La désinvolture des autorités allemandes et chiliennes permettra notamment à Schäfer de violer des enfants pendant quarante ans. Après qu'il a graduellement interdit aux adeptes de la Colonia Dignidad de se reproduire, séparant hommes et femmes, enfants et parents, le taux de natalité de la secte a fini par chuter dans les années 90. En manque de chair fraîche, Schäfer le Minotaure a donc transformé la Colonia Dignidad en centre aéré pour enfants chiliens. Ce sont ces derniers qu'il se mettra alors à violer, jusqu'à ce que l'un d'entre eux, Cristobal Parada, s'isole dans les toilettes de la colonie, seule pièce sans caméra de surveillance, pour écrire «Aidez-moi, sortez-moi de là, l'homme me le met à l'intérieur» sur un bout de papier qu'il glissera discrètement à un camarade venu passer le week-end, lequel le transmettra à sa mère.
La plainte qui suit mène tout de même, lentement mais sûrement, à l’interpellation de Schäfer, qui parvient malgré tout à s’évaporer en 1997, direction l’Argentine où il vit jusqu’à son arrestation en 2005 – il mourra cinq ans plus tard en prison. Il avait fondé la Colonia Dignidad en 1961, mais ce n’est pas la date du début de ses méfaits, puisque dans les années 50, en Allemagne, il avait recueilli des orphelins de guerre dans son foyer pour enfants, où il a commis un nombre inquantifiable de viols.
Bunker
Cette monstrueuse histoire a été relativement peu racontée à la télévision ou au cinéma, si l'on excepte le thriller Colonia de Florian Gallenberger, sorti en 2015, et de toute manière largement romancé. Disponible sur Arte.tv, la série documentaire Colonia Dignidad, une secte allemande au Chili (quatre épisodes) n'en est que plus indispensable, d'autant qu'elle pointe parfaitement les zones d'ombre restantes de ce dossier, notamment politiques - l'attitude des autorités allemandes, entre autres. Tout cela est d'autant plus analysable qu'il existe une grande quantité d'archives vidéo sur le sujet, reportages télévisés, clips de propagande pour les «œuvres sociales» de la Colonia Dignidad, enregistrements de Schäfer et même des images amateur prises par les adeptes de la secte lors de l'interpellation de leur gourou afin d'intimider la police.
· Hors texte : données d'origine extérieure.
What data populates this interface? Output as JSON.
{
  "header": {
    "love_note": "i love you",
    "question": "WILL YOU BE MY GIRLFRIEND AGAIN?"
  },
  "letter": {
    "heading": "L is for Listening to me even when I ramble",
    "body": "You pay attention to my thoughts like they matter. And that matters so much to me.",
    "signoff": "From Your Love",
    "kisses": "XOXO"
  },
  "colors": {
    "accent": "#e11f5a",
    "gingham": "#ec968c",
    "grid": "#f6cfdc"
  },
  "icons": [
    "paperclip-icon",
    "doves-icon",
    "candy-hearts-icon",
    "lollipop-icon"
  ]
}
Mais la série a surtout le mérite d'avoir collecté un nombre impressionnant de témoignages de première importance : des anciens adeptes de la secte aux suppliciés de Pinochet, des victimes allemandes de viols à l'enquêteur chilien qui s'était donné comme objectif d'interpeller Schäfer, en passant par des proches du gourou pédocriminel. Ils racontent tout, avec des mots simples et beaucoup de détails.
Prenons Karl van den Berg, par exemple. Cet ancien dirigeant de la colonie, l’un des bras droits de Schäfer, explique candidement avoir participé à la torture d’un opposant au régime de Pinochet, détenu dans un bunker : «Paul Schäfer m’avait demandé d’apporter à manger et à boire à un homme, d’évacuer ses besoins. Je lui ai aussi donné de l’eau pour se laver. Et puis l’homme a disparu, du jour au lendemain. J’ignore comment il est arrivé, j’ignore aussi comment il est reparti.» Avant de lâcher cette phrase glaçante, car entendue mille fois lors des procès d’anciens nazis, d’Adolf Eichmann à Oskar Gröning : «Schäfer m’avait donné l’ordre de faire ce travail. J’ai rempli ma mission. Je n’en sais pas plus sur le bazar en bas.»